Metro AG, the new entity formed by the grocery wholesale and retail arm of former Metro Group, has presented results for its third quarter. According to CEO Olaf Koch, the results already give a good impression of where the company is heading.
Sales in the third quarter increased by 4.9% to EUR9.34bn, mainly thanks to the international business (up 7%). Hypermarket chain Real, which only operates in Germany, grew by 0.7%; while the rest of the business (Metro Wholesale) saw sales rise by 6.2%. The integration of acquired wholesale delivery service Pro à Pro also had a positive impact on overall sales growth. In comparison to the same period last year, EBIT went down 3.8% to EUR230mn. The company’s mid-term ambition is a 3% sales growth and a stable EBITDA Margin.

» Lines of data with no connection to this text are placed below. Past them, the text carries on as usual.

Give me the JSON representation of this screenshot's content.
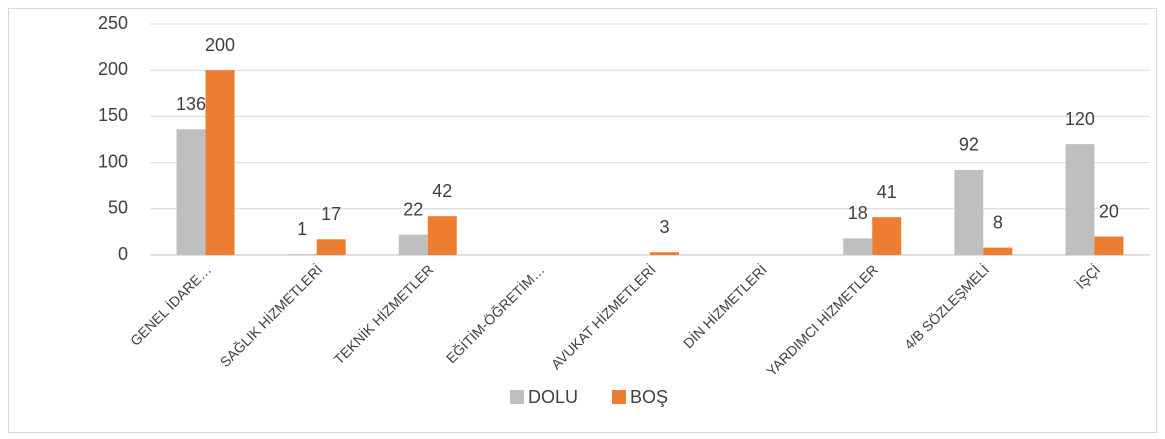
{
  "chart_data": {
    "type": "bar",
    "categories": [
      "GENEL İDARE…",
      "SAĞLIK HİZMETLERİ",
      "TEKNİK HİZMETLER",
      "EĞİTİM-ÖĞRETİM…",
      "AVUKAT HİZMETLERİ",
      "DİN HİZMETLERİ",
      "YARDIMCI HİZMETLER",
      "4/B SÖZLEŞMELİ",
      "İŞÇİ"
    ],
    "series": [
      {
        "name": "DOLU",
        "color": "#bfbfbf",
        "values": [
          136,
          1,
          22,
          null,
          null,
          null,
          18,
          92,
          120
        ]
      },
      {
        "name": "BOŞ",
        "color": "#ed7d31",
        "values": [
          200,
          17,
          42,
          null,
          3,
          null,
          41,
          8,
          20
        ]
      }
    ],
    "ylim": [
      0,
      250
    ],
    "yticks": [
      0,
      50,
      100,
      150,
      200,
      250
    ],
    "grid": true,
    "legend": "bottom"
  }
}
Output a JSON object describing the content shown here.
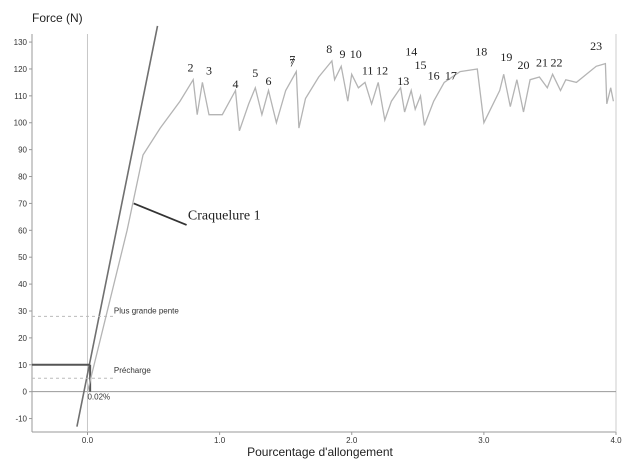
{
  "chart_data": {
    "type": "line",
    "xlabel": "Pourcentage d'allongement",
    "ylabel": "Force (N)",
    "xlim": [
      -0.42,
      4.0
    ],
    "ylim": [
      -15,
      133
    ],
    "x_ticks": [
      "0.0",
      "1.0",
      "2.0",
      "3.0",
      "4.0"
    ],
    "y_ticks": [
      "-10",
      "0",
      "10",
      "20",
      "30",
      "40",
      "50",
      "60",
      "70",
      "80",
      "90",
      "100",
      "110",
      "120",
      "130"
    ],
    "grid": false,
    "colors": {
      "curve": "#b4b4b4",
      "slope_line": "#707070",
      "axes": "#999999",
      "preload": "#555555"
    },
    "series": [
      {
        "x": [
          0.0,
          0.3,
          0.42,
          0.55,
          0.7,
          0.8,
          0.83,
          0.87,
          0.92,
          1.02,
          1.12,
          1.15,
          1.22,
          1.27,
          1.32,
          1.37,
          1.43,
          1.5,
          1.58,
          1.6,
          1.65,
          1.75,
          1.85,
          1.87,
          1.92,
          1.97,
          2.0,
          2.05,
          2.1,
          2.15,
          2.2,
          2.25,
          2.3,
          2.37,
          2.4,
          2.45,
          2.48,
          2.52,
          2.55,
          2.62,
          2.7,
          2.82,
          2.95,
          3.0,
          3.12,
          3.15,
          3.2,
          3.25,
          3.3,
          3.35,
          3.42,
          3.48,
          3.52,
          3.58,
          3.62,
          3.7,
          3.85,
          3.92,
          3.93,
          3.96,
          3.98
        ],
        "y": [
          0,
          60,
          88,
          98,
          108,
          116,
          103,
          115,
          103,
          103,
          112,
          97,
          107,
          113,
          103,
          112,
          100,
          112,
          119,
          98,
          109,
          117,
          123,
          116,
          121,
          108,
          118,
          113,
          115,
          107,
          115,
          101,
          108,
          113,
          104,
          112,
          105,
          110,
          99,
          108,
          115,
          119,
          120,
          100,
          112,
          118,
          106,
          116,
          104,
          116,
          117,
          113,
          118,
          112,
          116,
          115,
          121,
          122,
          107,
          113,
          108
        ]
      }
    ],
    "slope_line": {
      "x": [
        -0.08,
        0.53
      ],
      "y": [
        -13,
        136
      ]
    },
    "peak_labels": [
      {
        "text": "2",
        "x": 0.78,
        "y": 119
      },
      {
        "text": "3",
        "x": 0.92,
        "y": 118
      },
      {
        "text": "4",
        "x": 1.12,
        "y": 113
      },
      {
        "text": "5",
        "x": 1.27,
        "y": 117
      },
      {
        "text": "6",
        "x": 1.37,
        "y": 114
      },
      {
        "text": "7",
        "x": 1.55,
        "y": 122
      },
      {
        "text": "7",
        "x": 1.55,
        "y": 121
      },
      {
        "text": "8",
        "x": 1.83,
        "y": 126
      },
      {
        "text": "9",
        "x": 1.93,
        "y": 124
      },
      {
        "text": "10",
        "x": 2.03,
        "y": 124
      },
      {
        "text": "11",
        "x": 2.12,
        "y": 118
      },
      {
        "text": "12",
        "x": 2.23,
        "y": 118
      },
      {
        "text": "13",
        "x": 2.39,
        "y": 114
      },
      {
        "text": "14",
        "x": 2.45,
        "y": 125
      },
      {
        "text": "15",
        "x": 2.52,
        "y": 120
      },
      {
        "text": "16",
        "x": 2.62,
        "y": 116
      },
      {
        "text": "17",
        "x": 2.75,
        "y": 116
      },
      {
        "text": "18",
        "x": 2.98,
        "y": 125
      },
      {
        "text": "19",
        "x": 3.17,
        "y": 123
      },
      {
        "text": "20",
        "x": 3.3,
        "y": 120
      },
      {
        "text": "21",
        "x": 3.44,
        "y": 121
      },
      {
        "text": "22",
        "x": 3.55,
        "y": 121
      },
      {
        "text": "23",
        "x": 3.85,
        "y": 127
      }
    ],
    "annotations": [
      {
        "text": "Craquelure 1",
        "x": 0.76,
        "y": 64,
        "line_from": [
          0.35,
          70
        ],
        "line_to": [
          0.75,
          62
        ]
      },
      {
        "text": "Plus grande pente",
        "x": 0.2,
        "y": 29
      },
      {
        "text": "Précharge",
        "x": 0.2,
        "y": 7
      },
      {
        "text": "0.02%",
        "x": 0.0,
        "y": -3
      }
    ],
    "preload": {
      "value": 10,
      "x": 0.02
    }
  }
}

Metro Cash and Carry is currently in a phase of maintenance and remodelling. As part of this plan, the company is downsizing its massive cash & carry big boxes. In the last five years, store size has been reduced by around 10% to an average size of 6,500 to 8,500 sq m. In several cases, the company has reallocated some of the sales area to its B2B delivery service. This seems to be a clever way to find a more lucrative use for excessive store space and further push the ever-growing delivery business, while not compromising on instore services. According to the company, physical stores remain important, particularly for HoReCa clients who want to “not only see but experience” the food they are about to buy. As a result, the concept of ultra-freshness as well as a high degree of client service continue to be key elements to sustain the importance of bricks and mortar outlets, which the company deems essential for impulse purchasing.

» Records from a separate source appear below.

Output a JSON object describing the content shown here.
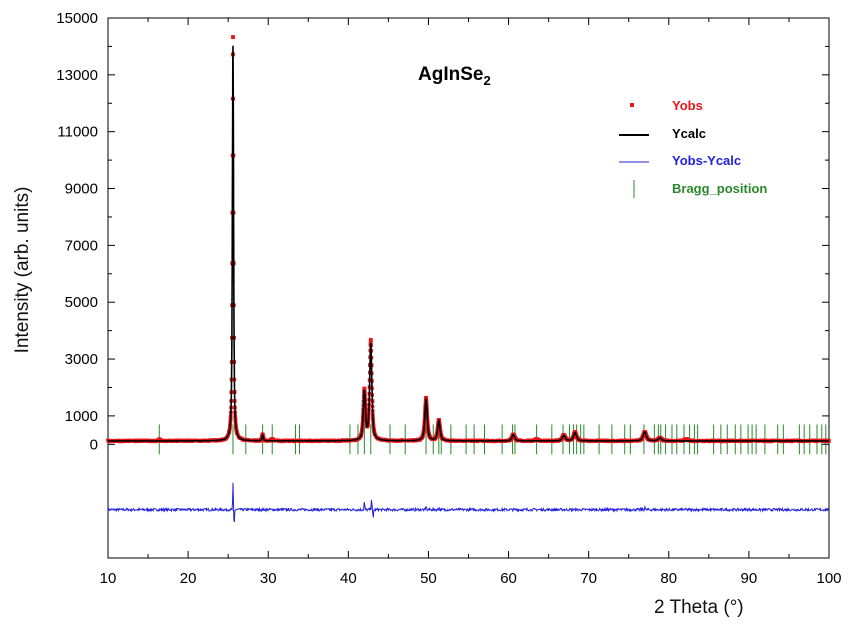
{
  "chart_data": {
    "type": "line",
    "title": "AgInSe",
    "title_subscript": "2",
    "xlabel": "2 Theta (°)",
    "ylabel": "Intensity (arb. units)",
    "xlim": [
      10,
      100
    ],
    "ylim": [
      -4000,
      15000
    ],
    "x_ticks": [
      10,
      20,
      30,
      40,
      50,
      60,
      70,
      80,
      90,
      100
    ],
    "y_ticks": [
      0,
      1000,
      3000,
      5000,
      7000,
      9000,
      11000,
      13000,
      15000
    ],
    "grid": false,
    "legend_position": "top-right",
    "colors": {
      "yobs": "#e8161b",
      "ycalc": "#000000",
      "diff": "#2222dd",
      "bragg": "#2a8a2a"
    },
    "series": [
      {
        "name": "Yobs",
        "kind": "points",
        "background": 120,
        "peaks": [
          {
            "x": 16.4,
            "y": 60
          },
          {
            "x": 25.6,
            "y": 14200
          },
          {
            "x": 29.3,
            "y": 230
          },
          {
            "x": 30.5,
            "y": 60
          },
          {
            "x": 42.0,
            "y": 1750
          },
          {
            "x": 42.8,
            "y": 3500
          },
          {
            "x": 49.7,
            "y": 1500
          },
          {
            "x": 51.3,
            "y": 730
          },
          {
            "x": 60.6,
            "y": 230
          },
          {
            "x": 63.5,
            "y": 60
          },
          {
            "x": 66.9,
            "y": 200
          },
          {
            "x": 68.3,
            "y": 300
          },
          {
            "x": 77.0,
            "y": 320
          },
          {
            "x": 78.9,
            "y": 110
          },
          {
            "x": 82.2,
            "y": 60
          }
        ]
      },
      {
        "name": "Ycalc",
        "kind": "line",
        "background": 120,
        "peaks": [
          {
            "x": 25.6,
            "y": 13900
          },
          {
            "x": 29.3,
            "y": 220
          },
          {
            "x": 42.0,
            "y": 1700
          },
          {
            "x": 42.8,
            "y": 3400
          },
          {
            "x": 49.7,
            "y": 1450
          },
          {
            "x": 51.3,
            "y": 700
          },
          {
            "x": 60.6,
            "y": 220
          },
          {
            "x": 66.9,
            "y": 190
          },
          {
            "x": 68.3,
            "y": 290
          },
          {
            "x": 77.0,
            "y": 310
          },
          {
            "x": 78.9,
            "y": 100
          }
        ]
      },
      {
        "name": "Yobs-Ycalc",
        "kind": "line",
        "baseline": -2300,
        "spikes": [
          {
            "x": 25.6,
            "y": -1400
          },
          {
            "x": 25.75,
            "y": -2900
          },
          {
            "x": 42.0,
            "y": -2000
          },
          {
            "x": 42.9,
            "y": -1850
          },
          {
            "x": 43.1,
            "y": -2650
          },
          {
            "x": 49.7,
            "y": -2150
          },
          {
            "x": 51.3,
            "y": -2200
          },
          {
            "x": 77.0,
            "y": -2180
          }
        ]
      },
      {
        "name": "Bragg_position",
        "kind": "ticks",
        "y_range": [
          -350,
          700
        ],
        "positions": [
          16.4,
          25.6,
          27.2,
          29.3,
          30.5,
          33.4,
          33.9,
          40.2,
          41.2,
          42.0,
          42.8,
          45.2,
          47.1,
          49.7,
          50.6,
          51.3,
          51.6,
          52.8,
          54.7,
          55.7,
          57.0,
          59.2,
          60.5,
          60.8,
          63.5,
          65.4,
          66.8,
          67.6,
          68.1,
          68.5,
          69.0,
          69.4,
          71.3,
          72.9,
          74.5,
          75.2,
          76.9,
          78.2,
          78.7,
          79.0,
          79.6,
          80.4,
          81.0,
          81.9,
          82.6,
          83.2,
          83.6,
          85.6,
          86.5,
          87.3,
          88.3,
          89.0,
          89.9,
          90.4,
          90.9,
          92.0,
          93.6,
          94.3,
          96.3,
          96.9,
          97.6,
          98.5,
          99.1,
          99.6
        ]
      }
    ]
  }
}
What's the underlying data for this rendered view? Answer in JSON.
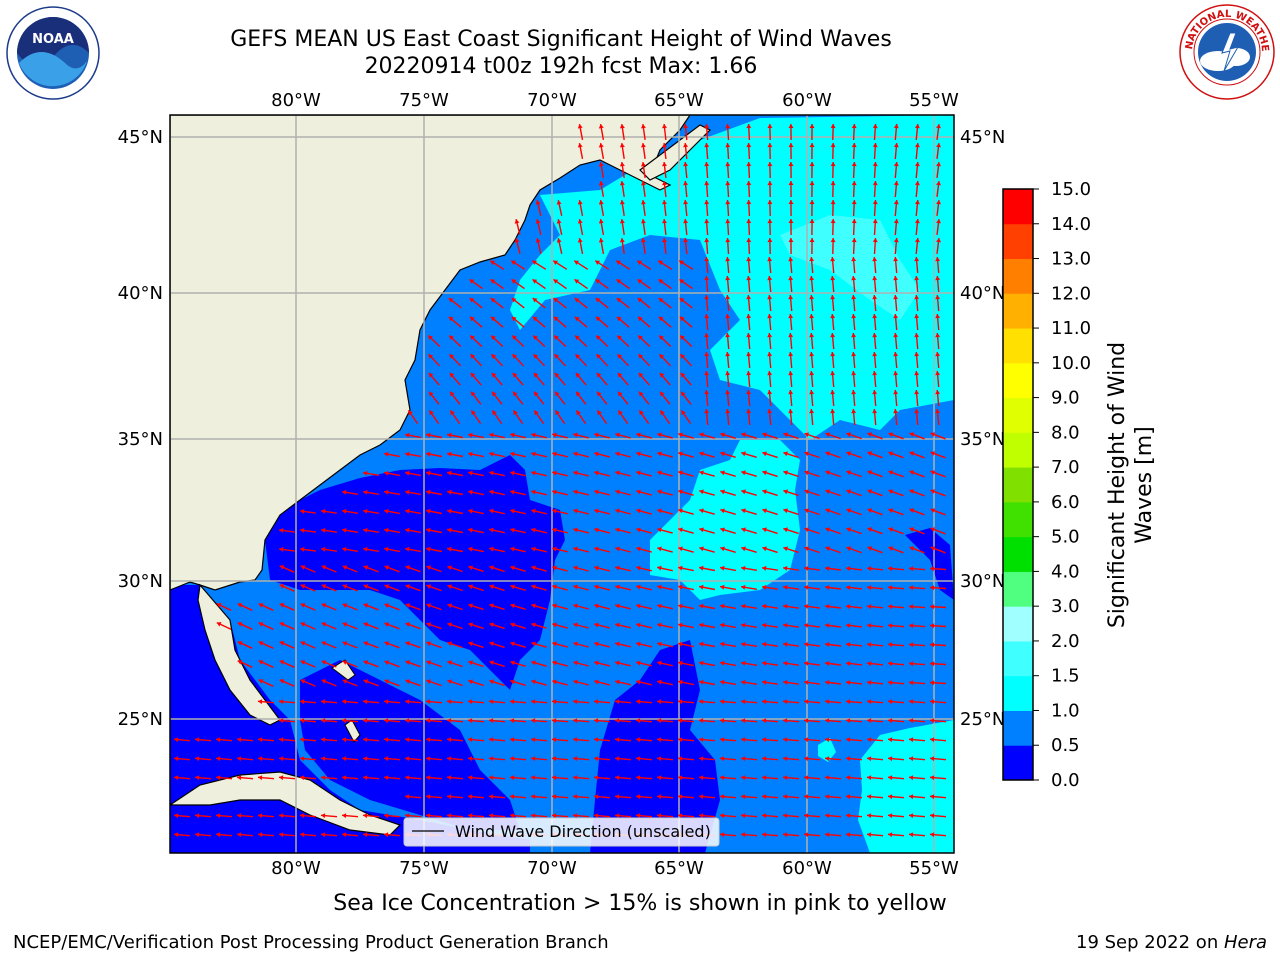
{
  "header": {
    "title_line1": "GEFS MEAN US East Coast Significant Height of Wind Waves",
    "title_line2": "20220914 t00z 192h fcst   Max: 1.66"
  },
  "logos": {
    "left": {
      "icon": "noaa-logo",
      "text": "NOAA"
    },
    "right": {
      "icon": "nws-logo",
      "ring_text": "NATIONAL WEATHER SERVICE"
    }
  },
  "map": {
    "lon_labels": [
      "80°W",
      "75°W",
      "70°W",
      "65°W",
      "60°W",
      "55°W"
    ],
    "lat_labels": [
      "45°N",
      "40°N",
      "35°N",
      "30°N",
      "25°N"
    ],
    "legend_label": "Wind Wave Direction (unscaled)",
    "colors": {
      "land": "#efefdd",
      "grid": "#b0b0b0",
      "arrow": "#ff0000"
    }
  },
  "colorbar": {
    "label_line1": "Significant Height of Wind",
    "label_line2": "Waves [m]",
    "ticks": [
      "0.0",
      "0.5",
      "1.0",
      "1.5",
      "2.0",
      "3.0",
      "4.0",
      "5.0",
      "6.0",
      "7.0",
      "8.0",
      "9.0",
      "10.0",
      "11.0",
      "12.0",
      "13.0",
      "14.0",
      "15.0"
    ],
    "colors": [
      "#0000ff",
      "#0080ff",
      "#00ffff",
      "#40ffff",
      "#a0ffff",
      "#50ff80",
      "#00e000",
      "#40e000",
      "#80e000",
      "#c0ff00",
      "#e0ff00",
      "#ffff00",
      "#ffe000",
      "#ffb000",
      "#ff8000",
      "#ff4000",
      "#ff0000"
    ]
  },
  "caption": "Sea Ice Concentration > 15% is shown in pink to yellow",
  "footer": {
    "left": "NCEP/EMC/Verification Post Processing Product Generation Branch",
    "right_date": "19 Sep 2022 on ",
    "right_host": "Hera"
  }
}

Nevertheless, the future is digital and this is also where large parts of the retailer’s growth is coming from. Only recently, Metro opened its first delivery depot in Sankt Petersburg saying it sees considerable potential for this channel in the market. The move could also indicate a commitment to the region. When publishing its Q3 financials, Metro once again said that Russia in particular remains one of its most challenging markets with a relatively low customer frequency. A divestment however continues to be unlikely, not only as Metro said it was optimistic regarding the future of the market with consumer confidence set to improve, along with gross domestic product. It is also the banner’s third largest European market in terms of sales – after Germany and France. In Russia, Metro’s segment of HoReCa clients and traders is reportedly growing, while SCO (services, companies, offices) customers are in decline. As a result, Metro is looking to adapt its offer accordingly.
This is also what the company has done at its recently opened compact cash & carry store in Alés, France, which is just 1,250 sq m in size – corresponding to a tenth of one of its classic cash & carries, or about the size of a medium-sized supermarket. The Alés outlet is equipped with endless aisles linking shoppers via digital screens to the online assortment. The offline range has been changed entirely with a strong focus on HoReCa clients, reflecting Metro Cash & Carry’s overall strategy shift towards “maximal localisation” and giving autonomy to individual countries, regions and even individual stores.
The new store can be seen as a test of what is possible. To what extent could Metro reduce its store size while not compromising on product availability and service levels? France is an interesting test market for such a concept as US wholesale giant Costco recently entered the country – an arising serious competitor which Metro will soon have to compete with in more and more European markets.
Downsizing also gives Metro the opportunity to tap into new regions that are not suitable locations for massive cash & carry outlets. It could get closer to its most important client segment (HoReCa), by entering more city centres rather than relying on big boxes in the outskirts. These are also important factors that play a role when competing with the growing challenge of omnipresent discounters and price aggressive retailers that are also frequented continuously by professional clients reselling their affordable private label goods.